Duarte, Adam; Adams, Michael J.; Peterson, James T.
2018-01-01
Monitoring animal populations is central to wildlife and fisheries management, and the use of N-mixture models toward these efforts has markedly increased in recent years. Nevertheless, relatively little work has evaluated estimator performance when basic assumptions are violated. Moreover, diagnostics to identify when bias in parameter estimates from N-mixture models is likely is largely unexplored. We simulated count data sets using 837 combinations of detection probability, number of sample units, number of survey occasions, and type and extent of heterogeneity in abundance or detectability. We fit Poisson N-mixture models to these data, quantified the bias associated with each combination, and evaluated if the parametric bootstrap goodness-of-fit (GOF) test can be used to indicate bias in parameter estimates. We also explored if assumption violations can be diagnosed prior to fitting N-mixture models. In doing so, we propose a new model diagnostic, which we term the quasi-coefficient of variation (QCV). N-mixture models performed well when assumptions were met and detection probabilities were moderate (i.e., ≥0.3), and the performance of the estimator improved with increasing survey occasions and sample units. However, the magnitude of bias in estimated mean abundance with even slight amounts of unmodeled heterogeneity was substantial. The parametric bootstrap GOF test did not perform well as a diagnostic for bias in parameter estimates when detectability and sample sizes were low. The results indicate the QCV is useful to diagnose potential bias and that potential bias associated with unidirectional trends in abundance or detectability can be diagnosed using Poisson regression.
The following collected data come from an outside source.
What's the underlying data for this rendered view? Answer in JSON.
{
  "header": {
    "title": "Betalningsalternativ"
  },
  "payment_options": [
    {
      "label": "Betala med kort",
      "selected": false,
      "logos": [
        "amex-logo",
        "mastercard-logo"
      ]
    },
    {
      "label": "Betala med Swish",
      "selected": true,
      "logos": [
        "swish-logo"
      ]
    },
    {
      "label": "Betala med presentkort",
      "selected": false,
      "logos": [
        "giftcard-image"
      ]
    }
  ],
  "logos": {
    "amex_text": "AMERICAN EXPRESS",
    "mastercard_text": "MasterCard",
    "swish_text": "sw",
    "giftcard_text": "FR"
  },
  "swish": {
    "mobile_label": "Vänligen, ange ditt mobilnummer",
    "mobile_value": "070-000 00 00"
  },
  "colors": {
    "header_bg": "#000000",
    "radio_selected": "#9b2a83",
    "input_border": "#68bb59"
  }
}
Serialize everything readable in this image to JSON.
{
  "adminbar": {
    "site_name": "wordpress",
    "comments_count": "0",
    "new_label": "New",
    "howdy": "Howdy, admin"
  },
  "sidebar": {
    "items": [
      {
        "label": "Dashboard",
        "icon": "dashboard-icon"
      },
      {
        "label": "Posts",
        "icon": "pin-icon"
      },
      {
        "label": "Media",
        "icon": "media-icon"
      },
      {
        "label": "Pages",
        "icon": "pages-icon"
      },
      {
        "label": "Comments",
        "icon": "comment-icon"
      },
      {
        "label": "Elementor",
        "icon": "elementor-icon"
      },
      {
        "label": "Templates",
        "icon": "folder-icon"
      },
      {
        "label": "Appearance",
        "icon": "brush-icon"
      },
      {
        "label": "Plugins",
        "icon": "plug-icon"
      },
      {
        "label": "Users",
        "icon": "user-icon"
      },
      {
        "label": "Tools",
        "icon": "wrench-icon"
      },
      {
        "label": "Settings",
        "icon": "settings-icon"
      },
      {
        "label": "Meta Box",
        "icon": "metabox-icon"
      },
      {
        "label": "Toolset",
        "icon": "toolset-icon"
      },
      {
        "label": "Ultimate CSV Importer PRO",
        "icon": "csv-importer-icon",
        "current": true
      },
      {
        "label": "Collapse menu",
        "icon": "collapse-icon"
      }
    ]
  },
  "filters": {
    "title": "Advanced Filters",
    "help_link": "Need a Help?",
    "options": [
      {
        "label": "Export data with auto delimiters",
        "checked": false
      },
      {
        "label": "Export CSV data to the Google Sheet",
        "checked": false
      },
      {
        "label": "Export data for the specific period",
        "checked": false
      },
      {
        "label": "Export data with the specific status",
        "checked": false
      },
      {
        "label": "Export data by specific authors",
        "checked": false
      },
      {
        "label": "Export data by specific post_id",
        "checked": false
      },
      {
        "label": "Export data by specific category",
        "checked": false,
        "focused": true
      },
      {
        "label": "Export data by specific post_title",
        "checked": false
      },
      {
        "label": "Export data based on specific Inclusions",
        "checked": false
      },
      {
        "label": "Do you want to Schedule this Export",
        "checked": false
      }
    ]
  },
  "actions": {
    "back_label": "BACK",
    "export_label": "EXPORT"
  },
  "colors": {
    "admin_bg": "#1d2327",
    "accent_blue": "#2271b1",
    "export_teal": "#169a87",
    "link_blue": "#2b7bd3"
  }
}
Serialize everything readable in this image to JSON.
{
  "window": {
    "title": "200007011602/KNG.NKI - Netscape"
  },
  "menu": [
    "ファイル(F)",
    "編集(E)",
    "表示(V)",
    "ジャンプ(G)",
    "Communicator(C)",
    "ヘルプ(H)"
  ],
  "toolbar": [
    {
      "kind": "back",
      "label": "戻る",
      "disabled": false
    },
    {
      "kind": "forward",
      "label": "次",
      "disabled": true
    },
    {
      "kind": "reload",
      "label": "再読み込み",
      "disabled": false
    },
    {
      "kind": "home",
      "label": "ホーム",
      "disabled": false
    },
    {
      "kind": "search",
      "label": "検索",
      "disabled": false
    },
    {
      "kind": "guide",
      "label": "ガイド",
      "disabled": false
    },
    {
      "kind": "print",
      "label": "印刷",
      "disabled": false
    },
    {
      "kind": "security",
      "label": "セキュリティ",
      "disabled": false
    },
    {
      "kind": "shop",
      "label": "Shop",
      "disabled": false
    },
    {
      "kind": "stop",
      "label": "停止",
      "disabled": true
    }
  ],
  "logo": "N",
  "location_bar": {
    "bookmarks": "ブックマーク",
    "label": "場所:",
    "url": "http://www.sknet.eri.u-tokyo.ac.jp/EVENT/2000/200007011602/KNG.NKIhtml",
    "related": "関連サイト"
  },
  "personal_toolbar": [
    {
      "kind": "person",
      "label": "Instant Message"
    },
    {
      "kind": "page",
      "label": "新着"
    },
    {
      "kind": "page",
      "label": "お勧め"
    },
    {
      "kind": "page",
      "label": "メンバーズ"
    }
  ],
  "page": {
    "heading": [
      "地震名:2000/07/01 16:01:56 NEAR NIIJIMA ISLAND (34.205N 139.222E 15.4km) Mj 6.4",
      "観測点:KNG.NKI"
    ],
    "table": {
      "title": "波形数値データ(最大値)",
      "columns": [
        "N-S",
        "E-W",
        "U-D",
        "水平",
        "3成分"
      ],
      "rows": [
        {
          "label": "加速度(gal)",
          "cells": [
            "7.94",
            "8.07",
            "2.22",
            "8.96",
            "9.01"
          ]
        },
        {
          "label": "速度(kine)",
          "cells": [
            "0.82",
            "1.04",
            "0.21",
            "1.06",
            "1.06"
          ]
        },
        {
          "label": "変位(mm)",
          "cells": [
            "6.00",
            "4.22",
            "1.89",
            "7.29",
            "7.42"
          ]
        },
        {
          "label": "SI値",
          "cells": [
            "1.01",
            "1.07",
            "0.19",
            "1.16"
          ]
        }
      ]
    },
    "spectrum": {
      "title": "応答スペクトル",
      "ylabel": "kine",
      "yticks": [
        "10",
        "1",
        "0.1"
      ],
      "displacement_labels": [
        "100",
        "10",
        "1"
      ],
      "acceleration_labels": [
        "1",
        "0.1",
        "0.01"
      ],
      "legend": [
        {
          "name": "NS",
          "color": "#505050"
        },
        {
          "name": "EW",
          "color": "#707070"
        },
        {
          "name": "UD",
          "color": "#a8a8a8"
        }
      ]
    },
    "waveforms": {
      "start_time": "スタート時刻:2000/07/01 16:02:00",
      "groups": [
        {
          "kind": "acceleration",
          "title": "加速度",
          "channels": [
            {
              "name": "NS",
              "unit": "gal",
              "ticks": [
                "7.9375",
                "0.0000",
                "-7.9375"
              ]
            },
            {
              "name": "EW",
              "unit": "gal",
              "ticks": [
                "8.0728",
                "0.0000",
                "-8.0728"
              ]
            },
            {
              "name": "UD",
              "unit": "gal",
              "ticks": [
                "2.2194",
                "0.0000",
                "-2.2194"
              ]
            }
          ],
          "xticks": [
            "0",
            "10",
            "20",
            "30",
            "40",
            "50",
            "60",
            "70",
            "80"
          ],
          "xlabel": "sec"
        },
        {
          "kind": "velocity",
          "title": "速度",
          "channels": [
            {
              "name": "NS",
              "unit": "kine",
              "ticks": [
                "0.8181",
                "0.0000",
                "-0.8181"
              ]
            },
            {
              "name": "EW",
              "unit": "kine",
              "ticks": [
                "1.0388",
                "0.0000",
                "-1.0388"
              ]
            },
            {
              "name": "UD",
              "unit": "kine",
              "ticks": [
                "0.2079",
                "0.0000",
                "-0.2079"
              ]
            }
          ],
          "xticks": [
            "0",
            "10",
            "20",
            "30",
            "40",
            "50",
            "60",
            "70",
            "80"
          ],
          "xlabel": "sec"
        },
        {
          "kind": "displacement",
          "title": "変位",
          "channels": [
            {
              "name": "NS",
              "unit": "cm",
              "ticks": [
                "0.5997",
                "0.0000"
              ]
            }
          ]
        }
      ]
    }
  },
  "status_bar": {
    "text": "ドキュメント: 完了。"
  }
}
This study represents the most thorough assessment to date of assumption violations and diagnostics when fitting N-mixture models using the most commonly implemented error distribution. Unbiased estimates of population state variables are needed to properly inform management decision making. Therefore, we also discuss alternative approaches to yield unbiased estimates of population state variables using similar data types, and we stress that there is no substitute for an effective sample design that is grounded upon well-defined management objectives.